Answer
The provided statement is false and if\[\frac{{{d}_{n+1}}}{r}={{d}_{n}}\], the common difference of the two adjacent terms will be equal.
Work Step by Step
It is known that the geometric sequence is;
\[a,ar,a{{r}^{2}},a{{r}^{3}},a{{r}^{4}},\ldots \]

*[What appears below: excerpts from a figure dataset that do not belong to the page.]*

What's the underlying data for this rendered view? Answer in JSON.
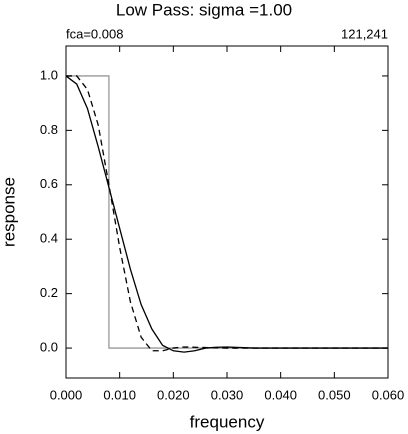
{
  "chart_data": {
    "type": "line",
    "title": "Low Pass:  sigma =1.00",
    "left_string": "fca=0.008",
    "right_string": "121,241",
    "x_label": "frequency",
    "y_label": "response",
    "xlim": [
      0,
      0.06
    ],
    "ylim": [
      -0.11,
      1.11
    ],
    "xticks": [
      {
        "value": 0,
        "label": "0.000"
      },
      {
        "value": 0.01,
        "label": "0.010"
      },
      {
        "value": 0.02,
        "label": "0.020"
      },
      {
        "value": 0.03,
        "label": "0.030"
      },
      {
        "value": 0.04,
        "label": "0.040"
      },
      {
        "value": 0.05,
        "label": "0.050"
      },
      {
        "value": 0.06,
        "label": "0.060"
      }
    ],
    "yticks": [
      {
        "value": 0,
        "label": "0.0"
      },
      {
        "value": 0.2,
        "label": "0.2"
      },
      {
        "value": 0.4,
        "label": "0.4"
      },
      {
        "value": 0.6,
        "label": "0.6"
      },
      {
        "value": 0.8,
        "label": "0.8"
      },
      {
        "value": 1,
        "label": "1.0"
      }
    ],
    "series": [
      {
        "color": "#999999",
        "style": "solid",
        "x": [
          0,
          0.008,
          0.008,
          0.06
        ],
        "values": [
          1,
          1,
          0,
          0
        ]
      },
      {
        "color": "#000000",
        "style": "solid",
        "x": [
          0,
          0.002,
          0.004,
          0.006,
          0.008,
          0.01,
          0.012,
          0.014,
          0.016,
          0.018,
          0.02,
          0.022,
          0.024,
          0.026,
          0.028,
          0.03,
          0.035,
          0.04,
          0.06
        ],
        "values": [
          1,
          0.97,
          0.88,
          0.74,
          0.59,
          0.44,
          0.29,
          0.16,
          0.07,
          0.01,
          -0.01,
          -0.015,
          -0.01,
          0,
          0.003,
          0.004,
          0,
          0,
          0
        ]
      },
      {
        "color": "#000000",
        "style": "dashed",
        "x": [
          0,
          0.002,
          0.004,
          0.006,
          0.008,
          0.01,
          0.012,
          0.014,
          0.016,
          0.018,
          0.02,
          0.022,
          0.026,
          0.03,
          0.06
        ],
        "values": [
          1,
          1,
          0.95,
          0.82,
          0.6,
          0.37,
          0.17,
          0.04,
          -0.01,
          -0.01,
          0,
          0.004,
          0.002,
          0,
          0
        ]
      }
    ]
  }
}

Where a is first term and r is common ratio.
\[\begin{align}
& r=\frac{{{a}_{2}}}{{{a}_{1}}} \\
& =\frac{{{a}_{3}}}{{{a}_{2}}} \\
& =\frac{{{a}_{3}}}{{{a}_{4}}}
\end{align}\]
Now, find the difference of two adjacent terms in G.P.
\[\begin{align}
& {{d}_{1}}=ar-a \\
& =a\left( r-1 \right)
\end{align}\]
And,
\[\begin{align}
& {{d}_{2}}=a{{r}^{2}}-ar \\
& =ar\left( r-1 \right)
\end{align}\]
So, \[{{d}_{1}}\ne {{d}_{2}}\].
Hence, the common difference of two adjacent terms is not equal.
If\[\frac{{{d}_{n+1}}}{r}={{d}_{n}}\], the common difference of the two adjacent terms will be equal.
Hence, the provided statement is false.